Матушка протяжно вздохнула: ей вопрос моего замужества уже третий год покоя не давал. Как мне шестнадцать весен исполнилось, так и стали ближние и дальние соседи, у кого сыновья подходящего возраста, пытаться меня своим отпрыскам в невесты сосватать.

Первые два года родители отговаривались тем, что Алулна не велит девицам до восемнадцати весен замуж выходить. А как мне восемнадцать стукнуло, тут уже и значимых поводов для отказов не осталось, не считая одного: не люб мне был никто. Подруги, мои ровесницы, то на одного заглядывались, то по второму вздыхали, а мое сердце молчало, будто и не нужно было ему вовсе ничего такого.

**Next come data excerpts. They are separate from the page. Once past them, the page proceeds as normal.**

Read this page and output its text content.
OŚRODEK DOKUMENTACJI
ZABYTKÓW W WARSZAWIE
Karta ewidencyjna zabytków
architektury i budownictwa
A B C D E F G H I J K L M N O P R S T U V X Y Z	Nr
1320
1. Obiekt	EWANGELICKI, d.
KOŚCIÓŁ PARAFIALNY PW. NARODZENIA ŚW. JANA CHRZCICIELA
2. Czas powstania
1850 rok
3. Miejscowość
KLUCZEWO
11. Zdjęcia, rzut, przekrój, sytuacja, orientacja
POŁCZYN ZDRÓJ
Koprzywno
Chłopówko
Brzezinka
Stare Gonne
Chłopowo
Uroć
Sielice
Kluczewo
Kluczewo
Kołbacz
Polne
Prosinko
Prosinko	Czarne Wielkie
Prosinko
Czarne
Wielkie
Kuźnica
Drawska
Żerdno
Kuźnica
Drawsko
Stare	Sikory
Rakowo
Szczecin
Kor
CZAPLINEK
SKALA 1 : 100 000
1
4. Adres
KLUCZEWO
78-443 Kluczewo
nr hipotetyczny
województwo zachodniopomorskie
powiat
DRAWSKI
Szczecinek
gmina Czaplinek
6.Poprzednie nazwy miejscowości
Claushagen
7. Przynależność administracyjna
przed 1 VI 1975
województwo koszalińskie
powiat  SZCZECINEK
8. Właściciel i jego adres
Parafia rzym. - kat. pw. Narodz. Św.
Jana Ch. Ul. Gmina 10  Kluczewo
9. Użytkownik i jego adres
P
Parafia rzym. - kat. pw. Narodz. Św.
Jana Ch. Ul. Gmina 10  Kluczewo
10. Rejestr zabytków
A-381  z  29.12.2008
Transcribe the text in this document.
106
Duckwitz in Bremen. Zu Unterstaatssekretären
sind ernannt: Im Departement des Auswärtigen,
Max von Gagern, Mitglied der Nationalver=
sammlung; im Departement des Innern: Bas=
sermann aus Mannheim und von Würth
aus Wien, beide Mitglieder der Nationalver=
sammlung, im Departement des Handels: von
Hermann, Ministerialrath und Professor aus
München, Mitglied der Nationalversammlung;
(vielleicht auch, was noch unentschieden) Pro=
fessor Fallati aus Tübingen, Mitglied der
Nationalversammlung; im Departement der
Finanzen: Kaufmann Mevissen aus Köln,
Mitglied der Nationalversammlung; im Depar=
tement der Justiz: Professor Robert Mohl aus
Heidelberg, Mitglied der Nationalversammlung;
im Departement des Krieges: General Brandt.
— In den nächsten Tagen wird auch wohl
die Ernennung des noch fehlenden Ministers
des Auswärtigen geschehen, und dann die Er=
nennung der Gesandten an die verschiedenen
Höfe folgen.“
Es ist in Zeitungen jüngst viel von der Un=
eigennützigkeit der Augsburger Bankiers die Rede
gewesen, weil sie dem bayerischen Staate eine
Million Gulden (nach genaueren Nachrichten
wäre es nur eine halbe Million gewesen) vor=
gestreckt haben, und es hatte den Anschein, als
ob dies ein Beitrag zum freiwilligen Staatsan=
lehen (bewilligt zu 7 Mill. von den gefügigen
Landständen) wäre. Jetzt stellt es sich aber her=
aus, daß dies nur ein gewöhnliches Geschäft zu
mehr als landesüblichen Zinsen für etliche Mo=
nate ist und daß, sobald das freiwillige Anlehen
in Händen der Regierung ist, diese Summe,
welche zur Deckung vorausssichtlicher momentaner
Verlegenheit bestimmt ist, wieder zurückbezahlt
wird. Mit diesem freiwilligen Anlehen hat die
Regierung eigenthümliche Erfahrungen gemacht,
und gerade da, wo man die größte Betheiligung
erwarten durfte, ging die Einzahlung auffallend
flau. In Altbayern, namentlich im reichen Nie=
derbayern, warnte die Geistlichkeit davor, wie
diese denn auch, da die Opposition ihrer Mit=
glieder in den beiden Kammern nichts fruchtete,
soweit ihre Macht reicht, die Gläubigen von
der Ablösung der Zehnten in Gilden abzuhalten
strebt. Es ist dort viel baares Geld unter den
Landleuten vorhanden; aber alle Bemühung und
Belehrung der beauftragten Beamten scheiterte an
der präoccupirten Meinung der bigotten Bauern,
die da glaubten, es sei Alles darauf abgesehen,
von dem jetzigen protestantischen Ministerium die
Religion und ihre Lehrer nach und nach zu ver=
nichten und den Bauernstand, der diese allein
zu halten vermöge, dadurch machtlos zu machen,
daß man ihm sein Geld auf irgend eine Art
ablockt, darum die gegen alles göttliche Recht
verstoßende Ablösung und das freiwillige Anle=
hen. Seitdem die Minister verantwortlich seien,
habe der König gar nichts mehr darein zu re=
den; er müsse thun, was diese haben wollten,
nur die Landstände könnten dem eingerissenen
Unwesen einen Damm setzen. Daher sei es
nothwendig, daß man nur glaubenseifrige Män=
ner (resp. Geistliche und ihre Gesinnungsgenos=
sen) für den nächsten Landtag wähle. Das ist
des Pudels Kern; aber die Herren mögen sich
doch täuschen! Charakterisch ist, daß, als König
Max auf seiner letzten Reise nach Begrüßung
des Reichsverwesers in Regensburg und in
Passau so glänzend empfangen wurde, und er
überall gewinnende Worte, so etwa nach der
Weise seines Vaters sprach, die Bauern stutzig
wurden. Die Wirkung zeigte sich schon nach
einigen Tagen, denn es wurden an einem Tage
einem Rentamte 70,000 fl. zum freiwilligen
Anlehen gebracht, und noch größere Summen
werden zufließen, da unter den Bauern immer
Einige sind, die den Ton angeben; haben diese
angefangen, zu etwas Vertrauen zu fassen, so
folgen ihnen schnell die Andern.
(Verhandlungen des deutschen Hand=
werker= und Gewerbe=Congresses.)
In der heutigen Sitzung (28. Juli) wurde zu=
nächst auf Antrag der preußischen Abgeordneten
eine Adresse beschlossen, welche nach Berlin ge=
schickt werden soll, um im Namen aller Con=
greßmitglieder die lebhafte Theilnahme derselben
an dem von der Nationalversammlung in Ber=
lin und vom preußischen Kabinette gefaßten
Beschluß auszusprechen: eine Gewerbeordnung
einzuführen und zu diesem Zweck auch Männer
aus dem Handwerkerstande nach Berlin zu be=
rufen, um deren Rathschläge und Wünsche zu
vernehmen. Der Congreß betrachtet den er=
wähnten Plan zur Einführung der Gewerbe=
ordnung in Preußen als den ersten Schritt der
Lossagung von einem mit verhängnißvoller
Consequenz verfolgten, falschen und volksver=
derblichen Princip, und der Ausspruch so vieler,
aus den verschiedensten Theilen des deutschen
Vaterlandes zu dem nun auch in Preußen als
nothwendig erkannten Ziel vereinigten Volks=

…Молчало ― до нынешнего вечера. А как увидела я лунного ― так и дрогнуло, забилось часто, застучало молоточком в висках. До сих пор утихнуть не хотело. Рвалось обратно в пещеры к деду, будто я оставила там что-то важное, без чего жить невозможно.

Отец, в отличие от матушки, вздыхать не стал. Подошел, присел рядом с сыновьями, тоже за грибочком потянулся. Заодно и спросил спокойно, искоса на меня поглядывая:

― Отчего бы нашей Астрее за Рагнара замуж не пойти? Семья у него небедная, дом большой, и сам он добытчик знатный. Выходит, лес не хуже вашей сестры и ее наставницы-ведуньи изучил.

― Злой он! ― нахмурился Берр. Я кивнула в подтверждение его слов. ― И жадный! Заохотит зверя, но не добьет сразу, а мучает и час, и другой, пока несчастная жертва дух не испустит. Если грибы берет ― грибницу не бережет. Беличьи гнезда почем зря разоряет!

Отец нахмурился:

― А родители его об этом знают?

Тут ответил Байл:

― Нам младший сын охотника сказывал, что их родители не раз пытались Рагнара окоротить. И пороли по малолетству, и выговаривали ему, а когда большой стал ― доли за продажу добытого лишали. Ничего не смогли поделать! Старший только злее с каждым наказанием становится, будто его луав покусал!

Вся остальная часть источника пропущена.